I've seen so many plants like this in gardens of my city.
Know that it must be an echinodorus, but I still confuse about it's ID.

Can anyone help me to ID this echi or giving a guide on how to ID an echi?

I personally think that to ID a crypts is easy as long as you can make it flowers, 
but echi is completely different.

Full grown plants









Detailed leaf









Flowers


----------



## miremonster (Mar 26, 2006)

The IMO most advanced literature on systematics and ID of _natural_(!) Echinodorus populations is this paper: Lehtonen (2008 ): An integrative approach to species delimitation in Echinodorus
(Alismataceae) and the description of two new species. http://www.sci.utu.fi/sivustot/amazon/publications/articles/pdf_pub/Lehtonen_2008_KBull.pdf
This treatment has only few pictures of the plants. A lot of detailed and exact drawings is in the Echinodorus monography from Haynes & Holm-Nielsen (1994) (http://www.nhbs.com/flora_neotropica_volume_64_alismataceae_tefno_41981.html), although not up-to-date regarding taxonomy. 

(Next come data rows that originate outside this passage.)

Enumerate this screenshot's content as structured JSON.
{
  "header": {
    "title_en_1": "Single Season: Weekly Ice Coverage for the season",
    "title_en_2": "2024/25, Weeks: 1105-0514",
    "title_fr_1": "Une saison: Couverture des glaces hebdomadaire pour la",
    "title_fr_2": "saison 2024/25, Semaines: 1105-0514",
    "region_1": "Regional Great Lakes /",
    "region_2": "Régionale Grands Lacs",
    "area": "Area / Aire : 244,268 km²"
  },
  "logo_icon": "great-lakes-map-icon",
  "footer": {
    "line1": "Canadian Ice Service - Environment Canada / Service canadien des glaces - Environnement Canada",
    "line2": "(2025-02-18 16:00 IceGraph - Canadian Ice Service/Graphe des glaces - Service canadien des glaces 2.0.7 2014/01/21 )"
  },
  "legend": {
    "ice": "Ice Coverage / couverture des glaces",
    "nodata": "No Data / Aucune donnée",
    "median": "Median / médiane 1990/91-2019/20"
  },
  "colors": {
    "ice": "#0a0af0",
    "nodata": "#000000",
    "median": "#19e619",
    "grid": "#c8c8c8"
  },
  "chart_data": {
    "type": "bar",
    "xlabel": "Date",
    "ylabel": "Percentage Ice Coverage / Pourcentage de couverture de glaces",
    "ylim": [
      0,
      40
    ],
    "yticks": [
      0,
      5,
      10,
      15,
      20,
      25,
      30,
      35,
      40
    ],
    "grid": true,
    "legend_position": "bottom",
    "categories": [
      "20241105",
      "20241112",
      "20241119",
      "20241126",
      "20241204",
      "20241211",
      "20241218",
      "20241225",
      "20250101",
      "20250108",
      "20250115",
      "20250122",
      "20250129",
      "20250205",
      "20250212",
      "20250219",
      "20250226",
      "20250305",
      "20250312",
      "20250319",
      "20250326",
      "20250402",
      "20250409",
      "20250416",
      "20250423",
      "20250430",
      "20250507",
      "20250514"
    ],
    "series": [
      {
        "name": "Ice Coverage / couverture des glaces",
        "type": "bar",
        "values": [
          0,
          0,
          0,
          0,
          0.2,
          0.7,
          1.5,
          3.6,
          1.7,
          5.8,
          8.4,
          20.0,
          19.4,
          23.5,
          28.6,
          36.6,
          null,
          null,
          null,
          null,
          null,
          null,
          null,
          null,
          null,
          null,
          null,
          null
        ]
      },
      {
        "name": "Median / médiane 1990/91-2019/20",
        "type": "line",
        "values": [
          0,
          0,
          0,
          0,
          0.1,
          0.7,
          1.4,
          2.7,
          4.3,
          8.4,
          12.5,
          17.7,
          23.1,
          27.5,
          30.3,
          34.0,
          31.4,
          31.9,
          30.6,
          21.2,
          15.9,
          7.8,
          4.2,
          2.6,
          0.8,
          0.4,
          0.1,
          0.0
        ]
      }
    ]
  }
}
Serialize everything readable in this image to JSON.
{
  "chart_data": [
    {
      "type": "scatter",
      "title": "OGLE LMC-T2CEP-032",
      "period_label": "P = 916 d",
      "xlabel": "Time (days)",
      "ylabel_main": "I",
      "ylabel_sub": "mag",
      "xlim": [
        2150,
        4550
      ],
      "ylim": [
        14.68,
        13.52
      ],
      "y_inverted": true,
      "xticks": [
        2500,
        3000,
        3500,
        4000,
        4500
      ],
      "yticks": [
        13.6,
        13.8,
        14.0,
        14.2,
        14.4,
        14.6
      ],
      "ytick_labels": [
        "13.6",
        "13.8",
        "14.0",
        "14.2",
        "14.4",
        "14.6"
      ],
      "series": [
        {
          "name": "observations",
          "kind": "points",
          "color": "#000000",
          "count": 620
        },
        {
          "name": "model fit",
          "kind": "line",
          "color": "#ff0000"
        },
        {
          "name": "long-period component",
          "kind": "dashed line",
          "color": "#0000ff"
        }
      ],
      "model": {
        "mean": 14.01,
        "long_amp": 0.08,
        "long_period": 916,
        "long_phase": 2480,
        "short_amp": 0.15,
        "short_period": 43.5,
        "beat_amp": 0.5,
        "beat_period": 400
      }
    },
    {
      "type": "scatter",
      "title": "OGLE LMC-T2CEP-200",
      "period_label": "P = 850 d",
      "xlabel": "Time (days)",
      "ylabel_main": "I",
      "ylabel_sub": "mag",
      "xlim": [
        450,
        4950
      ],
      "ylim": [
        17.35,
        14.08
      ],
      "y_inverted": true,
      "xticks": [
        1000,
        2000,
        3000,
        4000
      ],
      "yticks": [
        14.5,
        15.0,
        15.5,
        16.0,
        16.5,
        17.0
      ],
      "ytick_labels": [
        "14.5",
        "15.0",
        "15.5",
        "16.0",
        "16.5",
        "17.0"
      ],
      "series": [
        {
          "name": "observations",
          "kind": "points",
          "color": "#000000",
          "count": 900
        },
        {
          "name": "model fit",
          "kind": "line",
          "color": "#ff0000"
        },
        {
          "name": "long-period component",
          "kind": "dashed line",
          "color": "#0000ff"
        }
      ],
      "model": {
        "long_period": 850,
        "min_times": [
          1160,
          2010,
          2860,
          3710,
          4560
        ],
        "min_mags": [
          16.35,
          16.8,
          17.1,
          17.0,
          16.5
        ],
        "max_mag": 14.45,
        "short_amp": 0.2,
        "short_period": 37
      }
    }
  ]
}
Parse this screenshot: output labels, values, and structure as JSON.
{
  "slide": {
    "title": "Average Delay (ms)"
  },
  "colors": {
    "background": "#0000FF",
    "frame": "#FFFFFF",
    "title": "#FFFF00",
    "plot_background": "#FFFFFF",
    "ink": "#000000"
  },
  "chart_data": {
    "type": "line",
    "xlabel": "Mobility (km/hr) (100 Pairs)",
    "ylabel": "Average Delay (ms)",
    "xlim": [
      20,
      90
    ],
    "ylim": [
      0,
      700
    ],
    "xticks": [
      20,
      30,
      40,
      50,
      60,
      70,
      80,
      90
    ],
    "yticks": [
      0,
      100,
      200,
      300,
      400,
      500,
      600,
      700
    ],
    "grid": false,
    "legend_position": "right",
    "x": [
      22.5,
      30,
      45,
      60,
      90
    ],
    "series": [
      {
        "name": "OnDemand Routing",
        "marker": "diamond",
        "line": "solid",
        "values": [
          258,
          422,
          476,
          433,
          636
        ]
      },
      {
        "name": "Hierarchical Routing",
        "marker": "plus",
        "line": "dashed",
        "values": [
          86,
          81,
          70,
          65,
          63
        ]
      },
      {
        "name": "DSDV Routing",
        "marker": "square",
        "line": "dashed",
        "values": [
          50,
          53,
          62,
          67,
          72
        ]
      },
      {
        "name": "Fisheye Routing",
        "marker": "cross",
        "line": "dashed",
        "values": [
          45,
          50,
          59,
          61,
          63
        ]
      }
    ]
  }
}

> I personally think that to ID a crypts is easy as long as you can make it flowers,
> but echi is completely different.


Yes, it's often difficult as the characteristics aren't as visible at a glance as in crypts. It's rather the combination of several characters (e.g. number of stamens per flower + fruit stalk recurved or not + form of pellucid markings in the leaves + petiole cross section form + leaf form + ...) that's important for Echinodorus species recognition.

But ID of _cultivated_ Echis poses much problems, as many are actually hybrids, even if labeled as species. Apparently often unintentional or unnoticed crossings happened in culture. Also in the nature Echinodorus hybrids are frequent, as S. Lehtonen wrote. So Echi ID is often approximate.

Your plant has large roundish heart-shaped leaves and large flowers with many (much more than 12) stamens. I think it's something near _Echinodorus floribundus_ (= E. grandiflorus ssp. aureus = "E. grandiflorus" in older aquarium literature), although some other features have to be checked, as form of pellucid markings (laticifers) in pressed leaves (points in E. floribundus, lines e.g. in E. cordifolius). Plants like this are often also labeled as "E. cordifolius" in nurseries but don't belong to this species.

Your plant may be no pure E. floribundus as the inflorescences lay down, a feature that can be seen e.g. in E. cordifolius. Typical E. floribundus has rather upright inflorescences.


----------